DOCUMENTO DI PROGRAMMAZIONE DEL COMUNE DI SAN FILIPPO DEL MELA NELL'AREA AD ELEVATO RISCHIO DI CRISI AMBIENTALE

Premesso che:

La dichiarazione ad alto rischio ambientale presuppone tutta una serie di attività che nell'arco di un periodo devono rimuovere le cause che hanno comportato provvedimenti di emergenza.
Per quanto riguarda i comparti industriali, le bonifiche e quanto altro attiene alle fonti di inquinamento, si rinvia alle leggi ed alle loro coerenti applicazioni.
Per quanto riguarda il modello di sviluppo locale, al quale fare riferimento per concorrere alla rimozione dei fattori che hanno comportato la dichiarazione di Area ad alto rischio, non si può non fare riferimento ai principi connessi all'Agenda 21 locale.
Tale modello che intanto si ispira al rigore dei comportamenti amministrativi, dal p.r.g., al piano del traffico, al sistema dei trasporti, introduce il sistema di certificazione ambientale che riequilibra i fattori industriali complessivi.
Il ricorso all'Agenda 21 locale va visto come interfaccia delle politiche regionali, nazionali ed europee che devono confrontarsi con la realtà di base.
Sicché da un lato esiste sempre la tentazione che i problemi di un territorio devono essere risolti dall'alto, mentre il modello che sottoponiamo e al quale il Comune di San Filippo del Mela intenderà riferirsi d'ora in avanti, non darà alcun alibi e finirà per creare gli autentici protagonisti del territorio. Se questo modello di sviluppo avrà la forza di farsi riconoscere, dall'Assessorato Territorio ed Ambiente, diventerà di per se un accordo di programma che non potrà non vedere protagonista il Governo e le nostre realtà locali.
A giudizio del Comune di San Filippo del Mela se non si avvia una concertazione dal basso con le forze sociali ed istituzionali partecipanti, non c'è futuro per il nostro territorio e la dichiarazione dell'area ad alto rischio sanzionerà definitivamente la fine del nostro territorio.
Nell'ambito delle tante iniziative, che stimola il modello di agenda 21, vanno citati alcuni titoli:

Risorse Umane e Cultura

Poiché la promozione culturale costituisce un fattore rilevante sia per la piena realizzazione personale, sia per la crescita sociale ed economica del territorio, ci si impegna a potenziare e qualificare il capitale umano e culturale della Valle del Mela. Ciò può avvenire tramite la valorizzazione, l'integrazione e l'ulteriore sviluppo delle attività esistenti connesse all'educazione, istruzione e formazione professionale, nonché attraverso una riduzione dell'emigrazione temporanea di risorse umane locali e un'incentivazione dell'immigrazione da altri territori possibile con il miglioramento della qualità della vita e la creazione di nuove opportunità occupazionali.

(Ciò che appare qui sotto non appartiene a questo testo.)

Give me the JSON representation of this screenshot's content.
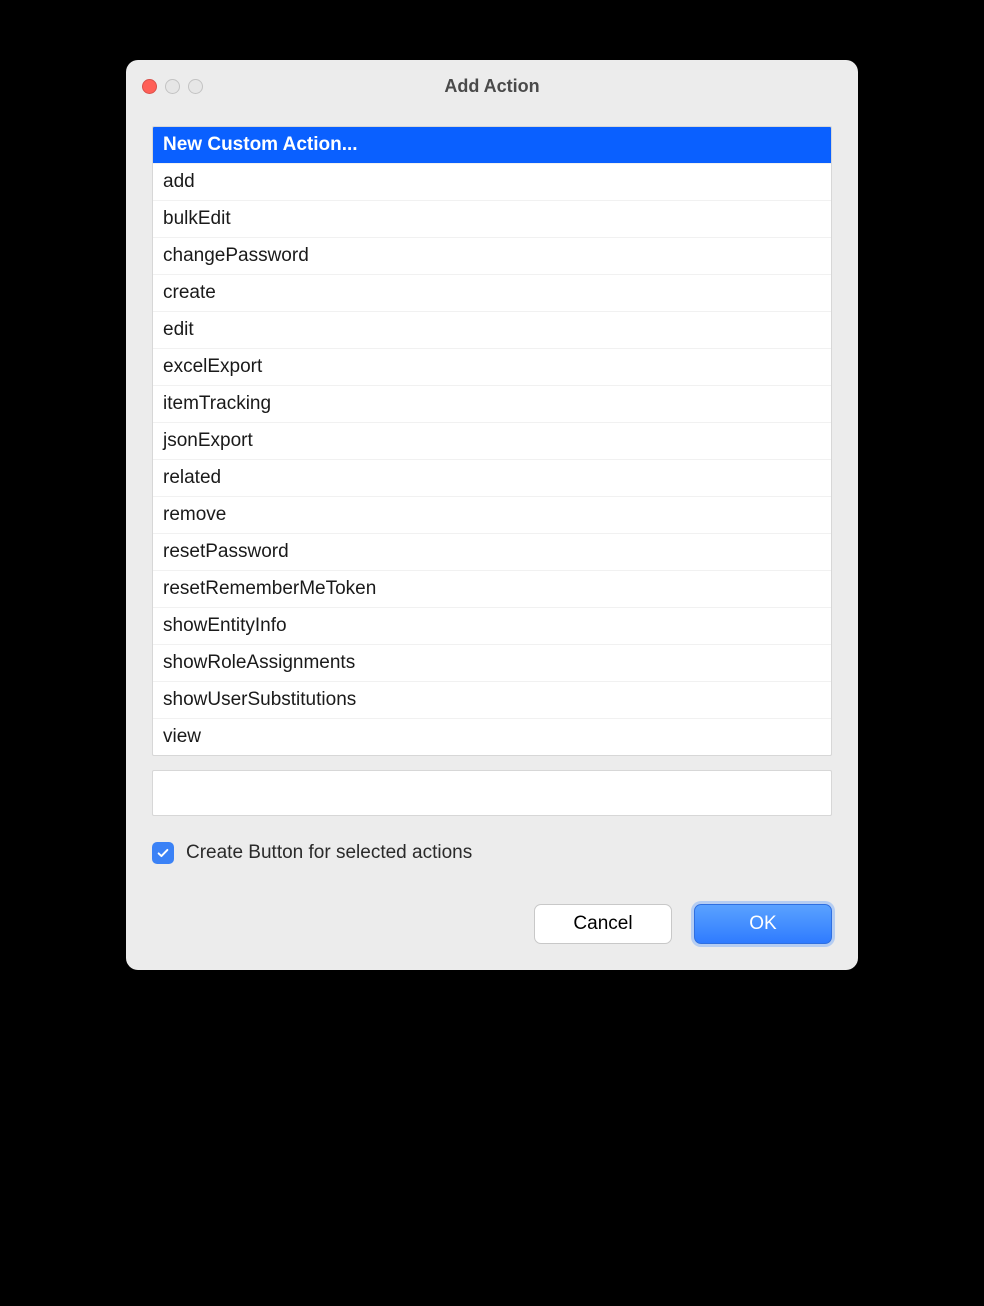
{
  "dialog": {
    "title": "Add Action"
  },
  "list": {
    "selectedIndex": 0,
    "items": [
      "New Custom Action...",
      "add",
      "bulkEdit",
      "changePassword",
      "create",
      "edit",
      "excelExport",
      "itemTracking",
      "jsonExport",
      "related",
      "remove",
      "resetPassword",
      "resetRememberMeToken",
      "showEntityInfo",
      "showRoleAssignments",
      "showUserSubstitutions",
      "view"
    ]
  },
  "filter": {
    "value": ""
  },
  "checkbox": {
    "checked": true,
    "label": "Create Button for selected actions"
  },
  "buttons": {
    "cancel": "Cancel",
    "ok": "OK"
  }
}
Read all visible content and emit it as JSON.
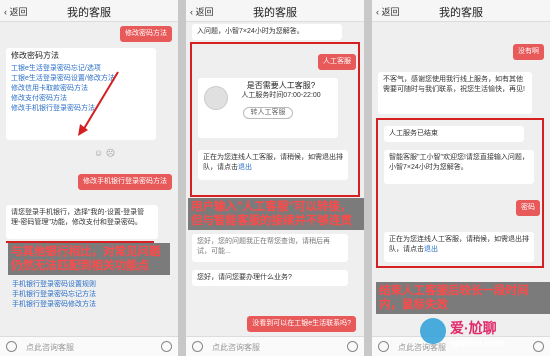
{
  "header": {
    "back_label": "返回",
    "title": "我的客服"
  },
  "input_placeholder": "点此咨询客服",
  "panel1": {
    "red_top": "修改密码方法",
    "card_title": "修改密码方法",
    "links": [
      "工银e生活登录密码忘记/选项",
      "工银e生活登录密码设置/修改方法",
      "修改信用卡取款密码方法",
      "修改支付密码方法",
      "修改手机银行登录密码方法"
    ],
    "red_mid": "修改手机银行登录密码方法",
    "answer": "请您登录手机银行，选择\"我的-设置-登录管理-密码管理\"功能，修改支付和登录密码。",
    "annotation": "与其他银行相比，对常见问题仍然无法匹配到相关功能点",
    "more_links": [
      "手机银行登录密码设置规则",
      "手机银行登录密码忘记方法",
      "手机银行登录密码修改方法"
    ]
  },
  "panel2": {
    "top_text": "入问题，小智7×24小时为您解答。",
    "red_btn": "人工客服",
    "prompt_q": "是否需要人工客服?",
    "prompt_time": "人工服务时间07:00-22:00",
    "prompt_btn": "转人工客服",
    "queue_text": "正在为您连线人工客服，请稍候，如需退出排队，请点击",
    "queue_link": "退出",
    "annotation": "用户输入\"人工客服\"可以转接，但与智能客服的接续并不够连贯",
    "echo1": "您好，您的问题我正在帮您查询，请稍后再试，可能...",
    "echo2": "您好，请问您要办理什么业务?",
    "red_bottom": "没看到可以在工银e生活联系吗?"
  },
  "panel3": {
    "red_top": "没有啊",
    "card_text": "不客气，感谢您使用我行线上服务，如有其他需要可随时与我们联系，祝您生活愉快，再见!",
    "ended": "人工服务已结束",
    "welcome": "智能客服\"工小智\"欢迎您!请您直接输入问题，小智7×24小时为您解答。",
    "red_mid": "密码",
    "queue_text": "正在为您连线人工客服，请稍候，如需退出排队，请点击",
    "queue_link": "退出",
    "annotation": "结束人工客服后较长一段时间内，鼠标失效"
  },
  "watermark": {
    "brand": "爱·尬聊",
    "domain": "igaliao.com"
  }
}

Anche in relazione al contesto sociale dove innovazione, nuove tecnologie e comunicazione acquistano sempre maggiore importanza, il territorio deve considerare l'impegno culturale e formativo come investimento strategico sul quale coinvolgere le Istituzioni, la Scuola, l'Università, le forze sociali ed economiche favorendo il coordinamento e la collaborazione.
A tale scopo si propone in particolare di promuovere la formazione permanente degli adulti, e la cultura del lavoro (dipendente e autonomo) tra gli studenti; azioni per contrastare la disoccupazione in genere e quella femminile in particolare; creazione di centri polifunzionali di aggregazione, e Master in "Management delle PMI", nonché di centri direzionali e di Ricerca autonomi in settori circoscritti ad elevata specializzazione locale (logistica, energia, agro-alimentare, operatività turistica, ecc.). Strategica allo sviluppo delle tematiche di cui sopra è la costituzione della fondazione culturale del mela alla quale attribuire tutte le competenze necessarie per le risorse umane e culturali.
Infrastrutture e risorse materiali – Nell'ambito della politica di potenziamento della portualità, in connessione con l'insieme degli obiettivi strategici affermati nel documento del Tavolo di concertazione provinciale per quel che attiene alla Valle del Mela, occorre innanzitutto completare tutti i lavori previsti per l'ampliamento e l'agibilità dell'area portuale in modo da poterne finalmente sfruttare tutte le potenzialità, nel campo turistico e crocieristico, del turismo nautico e del settore commerciale. Occorre inoltre realizzare l'ampliamento della portualità con la realizzazione del sistema intermodale del quale il pontile non deve essere solo dell'acciaieria, ma di supporto al commercio dell'intera produzione del sistema industriale. Un efficiente sistema infrastrutturale, rivolto all'insieme delle vocazioni economiche tradizionali (floro-vivaistica –agro-industria, industrie di produzione, polo energetico, ecc.) dovrà disporre di una zona per l'attrezzatura intermodale dei trasporti, capace di connettere l'apparato produttivo, con la rete principale dei trasporti, e quindi con l'autostrada, la ferrovia e i corridoi commerciali marittimi. Questi ultimi vano valorizzati in omaggio alla considerazione che la via di più facile accesso locale appare proprio quella del mare. Occorre infine procedere alla migliore sistemazione del sistema infrastrutturale interno, con una politica di intervento che riequilibri il territorio.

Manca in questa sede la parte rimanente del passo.